- Decades:: 1940s; 1950s; 1960s; 1970s; 1980s;
- See also:: Other events of 1964; Timeline of Singaporean history;

= 1964 in Singapore =

The following lists events that happened during 1964 in Singapore.
- Singapore was still part of the Federation of Malaysia

==Incumbents==
- Yang di-Pertuan Negara – Yusof Ishak
- Prime Minister – Lee Kuan Yew

==Events==
===January===
- 1 January – The Singapore Tourism Promotion Board (present day Singapore Tourism Board) is formed to promote Singapore as a destination for visitors.
- 20 January – Cold Storage's new carbon dioxide factory is officially opened, which is required for dry ice and carbonated drinks.

===February===
- 12 February – The Housing and Development Board launches a new scheme known as the Home Ownership for the People Scheme. This enabled Singaporeans to buy flats for a lease of 99 years.

===March===
- 1 March – The People's Action Party decides to send in candidates for the 1964 Malaysian general election, which is held on 25 April. The decision caused an outroar in Kuala Lumpur. It only won the Bangsar seat.
- 31 March – The Khong Guan Flour Milling factory is officially opened, making it the first flour mill in Singapore.
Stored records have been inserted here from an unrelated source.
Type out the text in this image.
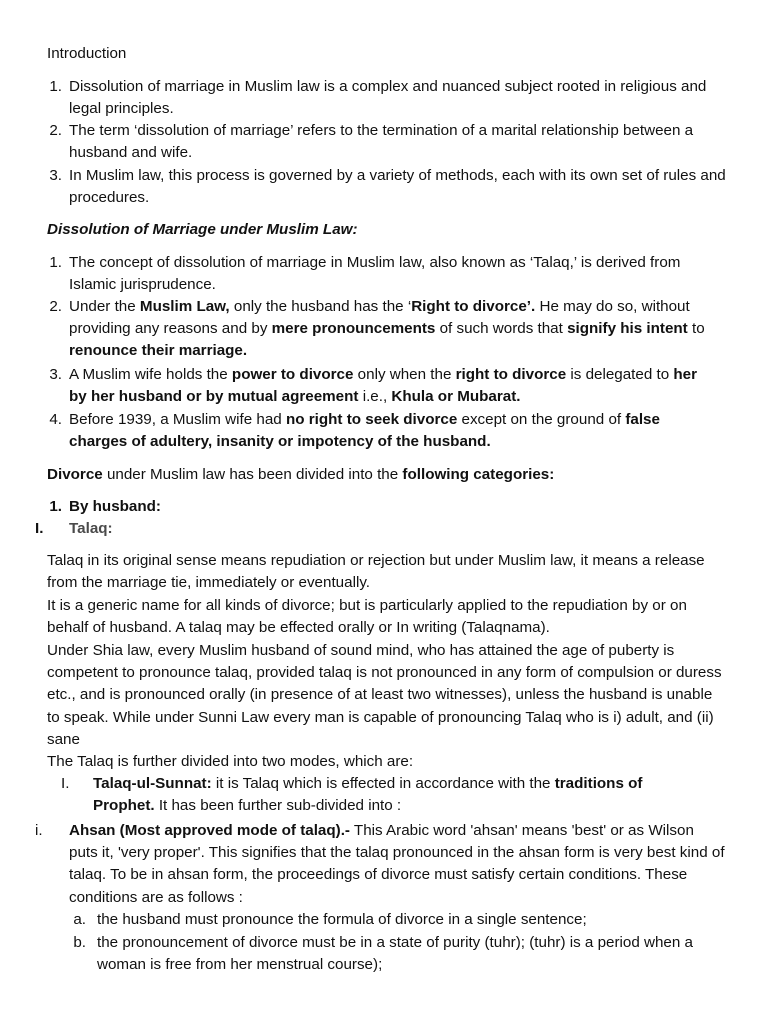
Introduction

1. Dissolution of marriage in Muslim law is a complex and nuanced subject rooted in religious and legal principles.
2. The term ‘dissolution of marriage’ refers to the termination of a marital relationship between a husband and wife.
3. In Muslim law, this process is governed by a variety of methods, each with its own set of rules and procedures.

Dissolution of Marriage under Muslim Law:

1. The concept of dissolution of marriage in Muslim law, also known as ‘Talaq,’ is derived from Islamic jurisprudence.
2. Under the Muslim Law, only the husband has the ‘Right to divorce’. He may do so, without providing any reasons and by mere pronouncements of such words that signify his intent to renounce their marriage.
3. A Muslim wife holds the power to divorce only when the right to divorce is delegated to her by her husband or by mutual agreement i.e., Khula or Mubarat.
4. Before 1939, a Muslim wife had no right to seek divorce except on the ground of false charges of adultery, insanity or impotency of the husband.

Divorce under Muslim law has been divided into the following categories:

1. By husband:
I.	Talaq:

Talaq in its original sense means repudiation or rejection but under Muslim law, it means a release from the marriage tie, immediately or eventually.

It is a generic name for all kinds of divorce; but is particularly applied to the repudiation by or on behalf of husband. A talaq may be effected orally or In writing (Talaqnama).

Under Shia law, every Muslim husband of sound mind, who has attained the age of puberty is competent to pronounce talaq, provided talaq is not pronounced in any form of compulsion or duress etc., and is pronounced orally (in presence of at least two witnesses), unless the husband is unable to speak. While under Sunni Law every man is capable of pronouncing Talaq who is i) adult, and (ii) sane

The Talaq is further divided into two modes, which are:

I.	Talaq-ul-Sunnat: it is Talaq which is effected in accordance with the traditions of Prophet. It has been further sub-divided into :
i.	Ahsan (Most approved mode of talaq).- This Arabic word 'ahsan' means 'best' or as Wilson puts it, 'very proper'. This signifies that the talaq pronounced in the ahsan form is very best kind of talaq. To be in ahsan form, the proceedings of divorce must satisfy certain conditions. These conditions are as follows :
a. the husband must pronounce the formula of divorce in a single sentence;
b. the pronouncement of divorce must be in a state of purity (tuhr); (tuhr) is a period when a woman is free from her menstrual course);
This will allow biscuit companies and bakeries to rely on locally produced flour instead of imported flour.

===April===
- 1 April – The Port of Singapore Authority is formed, taking over the previous Singapore Harbour Board and the Master Attendant.
- 24 April – The Singapore Tourism Promotion Board adopts the Merlion as its new emblem.

===May===
- 20 May – The Singapore Tourism Promotion Board's new office is officially opened.

===July===
- 21 July – The 1964 racial riots occurred between Malays and Chinese, during a birthday celebration procession of Muhammad. By the end of the riots, 23 people are killed, with 454 others injured.

===August===
- 13 August – After a series of blasts caused by the Confrontation, a sea curfew is imposed so as to prevent saboteurs from setting into Singapore, resulting in fishermen not being able to fish at night.

===September===
- 2 September – The second racial riot occurred between Malays and Chinese after the murder of a Malay Trishaw rider. By the time the riots ended, 13 people are killed, with 106 injured.

===October===
- 31 October – Malaysia Dairy Industries new factory is officially opened to produce condensed milk locally. It has since branched into fruit juices and other dairy products.

===November===
- 28 November – The Singapore Institute of Management is registered as Singapore's first management institute. It aims to create a pool of industrial managers for the newly built factories, which are important for Singapore's economy.

===December===
- December – Work starts on Toa Payoh, which will house 250,000 people when completed.
- 4–21 December – The first sports festival, Pesta Sukan, is held in Singapore.

==Births==
- 20 March – Liang Eng Hwa, PAP MP for Bukit Panjang SMC.
- 29 March – Grace Fu, current Minister of Sustainability and the Environment.
- 26 April – Nicky Moey, writer.
- 24 May – Arthur Fong, banker and former PAP MP for West Coast GRC.
- 27 May – Zheng Geping, actor, executive producer and businessman.
- 6 June – Junie Sng, Olympic swimmer
- 22 August – Kelvin Tan, musician, writer and lecturer.
- 25 August – Azmin Ali, Malaysian politician.
- 7 November – Li Nanxing, actor.
- 17 November – Lim Tean, lawyer and 1st Secretary-General of the People's Alliance for Reform.
- 20 November – Ong Keng Sen, artistic director of TheatreWorks.
- 24 December – Tan See Leng, current Minister for Manpower.

===Dates unknown===
- Sabri Buang, writer, theatre director.
- Philip Jeyaretnam, counsel, writer.
- Liang Wern Fook, Chinese literature pioneer.

==Deaths==
- 24 January – Lee Wee Nam, entrepreneur and Teochew community leader (b. 1881).
- 20 March – Patrick McKerron, 1st Colonial Secretary of Singapore (b. 1896).
- 21 April – Chew Hean Swee, Chinese community leader, businessman and a close associate of Sun Yat-sen (b. 1887).
- 20 June – Loke Wan Tho, founder of Cathay Organisation (b. 1915).
- 1 July – Awang Bakar, footballer (b. 1936).
- 16 November – Lim Seow Beng, lawyer (b. 1926).